En Brescia aprendió a disputar partidos alejado de los reflectores, viviendo en la penumbra del descenso y sin grandes multitudes vitoreándolo. No obstante, fue ahí donde marcó su gol 300 de por vida y el número 200 en la Serie A, además de darse el lujo de anotar frente al Lecce el único gol olímpico de su notable diario. Lo hizo ensartándolo al primer palo. Impresionante. 

Su discreción fuera del campo, contrastaba de manera rotunda con su look de cola de caballo (Il Codino) y piocha mosquetera que aderezaba el futbol gourmet que cocinaba su pie derecho. Y es que al momento que Roberto se desordenaba del pizarrón, el campo florecía y su cuadro paradójicamente se resideñaba a sus pies, para celebrar un balompié de alta costura. 

Hoy vive tranquilo, con los ligamentos devastados, pero relajado en sus terrenos, tanto de Italia como de Argentina, mismos que mezcla según la estación del año que lo acompañe. 

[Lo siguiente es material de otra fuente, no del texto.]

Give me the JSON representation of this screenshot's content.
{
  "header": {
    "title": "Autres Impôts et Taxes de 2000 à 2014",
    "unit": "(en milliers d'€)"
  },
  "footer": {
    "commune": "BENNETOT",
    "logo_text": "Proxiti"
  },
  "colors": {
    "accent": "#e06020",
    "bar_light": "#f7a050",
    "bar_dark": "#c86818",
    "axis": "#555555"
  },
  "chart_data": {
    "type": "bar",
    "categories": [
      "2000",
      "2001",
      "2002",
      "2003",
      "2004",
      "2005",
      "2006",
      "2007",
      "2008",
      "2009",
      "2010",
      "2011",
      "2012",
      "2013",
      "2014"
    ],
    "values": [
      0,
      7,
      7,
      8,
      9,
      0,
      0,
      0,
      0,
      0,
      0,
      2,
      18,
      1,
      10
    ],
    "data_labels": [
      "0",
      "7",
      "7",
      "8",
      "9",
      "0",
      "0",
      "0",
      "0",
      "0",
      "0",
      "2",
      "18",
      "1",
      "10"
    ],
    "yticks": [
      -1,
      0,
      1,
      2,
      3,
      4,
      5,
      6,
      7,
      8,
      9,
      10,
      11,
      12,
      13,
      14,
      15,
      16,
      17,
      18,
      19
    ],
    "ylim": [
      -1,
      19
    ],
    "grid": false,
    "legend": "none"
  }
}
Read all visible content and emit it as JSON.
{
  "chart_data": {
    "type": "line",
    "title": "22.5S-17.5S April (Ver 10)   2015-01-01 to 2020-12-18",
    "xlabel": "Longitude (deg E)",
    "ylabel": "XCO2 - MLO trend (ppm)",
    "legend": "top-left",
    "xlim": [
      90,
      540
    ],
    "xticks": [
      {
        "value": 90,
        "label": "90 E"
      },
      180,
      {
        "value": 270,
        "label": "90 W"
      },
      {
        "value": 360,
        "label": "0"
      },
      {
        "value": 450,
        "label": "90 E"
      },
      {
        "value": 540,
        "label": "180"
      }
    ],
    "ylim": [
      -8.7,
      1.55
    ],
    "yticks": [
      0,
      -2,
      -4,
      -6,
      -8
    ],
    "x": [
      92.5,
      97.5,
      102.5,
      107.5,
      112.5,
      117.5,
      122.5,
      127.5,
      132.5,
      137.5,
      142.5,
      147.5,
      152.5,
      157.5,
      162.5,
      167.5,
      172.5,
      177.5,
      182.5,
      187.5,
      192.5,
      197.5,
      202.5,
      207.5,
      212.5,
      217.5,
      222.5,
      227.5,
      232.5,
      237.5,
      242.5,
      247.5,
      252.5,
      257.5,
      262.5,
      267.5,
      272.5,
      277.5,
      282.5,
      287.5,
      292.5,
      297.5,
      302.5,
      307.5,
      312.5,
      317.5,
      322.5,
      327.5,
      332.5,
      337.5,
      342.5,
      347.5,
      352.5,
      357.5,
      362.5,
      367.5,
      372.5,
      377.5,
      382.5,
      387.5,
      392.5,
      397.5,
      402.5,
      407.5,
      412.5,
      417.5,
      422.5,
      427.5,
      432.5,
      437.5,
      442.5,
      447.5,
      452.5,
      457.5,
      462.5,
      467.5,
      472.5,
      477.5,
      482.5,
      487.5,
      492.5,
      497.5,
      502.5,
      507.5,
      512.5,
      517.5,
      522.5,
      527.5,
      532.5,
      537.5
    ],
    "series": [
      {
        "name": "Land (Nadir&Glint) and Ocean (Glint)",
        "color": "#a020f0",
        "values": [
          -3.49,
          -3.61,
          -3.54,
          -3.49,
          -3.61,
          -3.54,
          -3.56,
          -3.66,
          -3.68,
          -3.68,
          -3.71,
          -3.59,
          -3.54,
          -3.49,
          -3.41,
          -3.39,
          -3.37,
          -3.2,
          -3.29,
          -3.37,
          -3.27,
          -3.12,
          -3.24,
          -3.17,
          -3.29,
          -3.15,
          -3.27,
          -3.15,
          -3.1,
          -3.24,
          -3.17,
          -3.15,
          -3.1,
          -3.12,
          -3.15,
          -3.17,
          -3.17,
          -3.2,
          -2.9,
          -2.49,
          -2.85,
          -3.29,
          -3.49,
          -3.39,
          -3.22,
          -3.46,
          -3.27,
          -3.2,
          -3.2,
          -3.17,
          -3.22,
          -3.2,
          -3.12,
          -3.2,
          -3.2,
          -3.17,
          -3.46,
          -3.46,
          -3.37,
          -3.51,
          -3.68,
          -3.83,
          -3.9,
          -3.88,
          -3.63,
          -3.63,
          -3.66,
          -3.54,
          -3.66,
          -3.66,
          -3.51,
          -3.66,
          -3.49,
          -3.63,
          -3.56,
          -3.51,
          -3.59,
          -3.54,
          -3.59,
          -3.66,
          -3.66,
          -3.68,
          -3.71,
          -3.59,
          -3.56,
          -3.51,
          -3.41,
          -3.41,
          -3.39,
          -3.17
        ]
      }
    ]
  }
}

Baggio, un ser que será mítico cada vez que en algún lugar del mundo se hable de futbol, incluso en su pequeño pueblo de Caldogno, frente a la Villa que lleva ese nombre, una casa hecha a mediados del Siglo XVI por el arquitecto Andrea Palladio, que forma parte de las Villas Palladianas del Véneto, Patrimonio de la Humanidad de la Unesco desde el 94 y segundo motivo de orgullo de la zona, porque el primero nació en el 67, fue el sexto de ocho hijos de la familia Baggio Rizzotto, se llamó Roberto, por Bonisegna, jugaba de nueve y medio, lo hacía como los querubines, con pulcra elegancia, con pasmosa facilidad, con divinidad absoluta, mucho mejor que ‘Bonimba’, el ídolo de su padre y mire que eso es ya decir.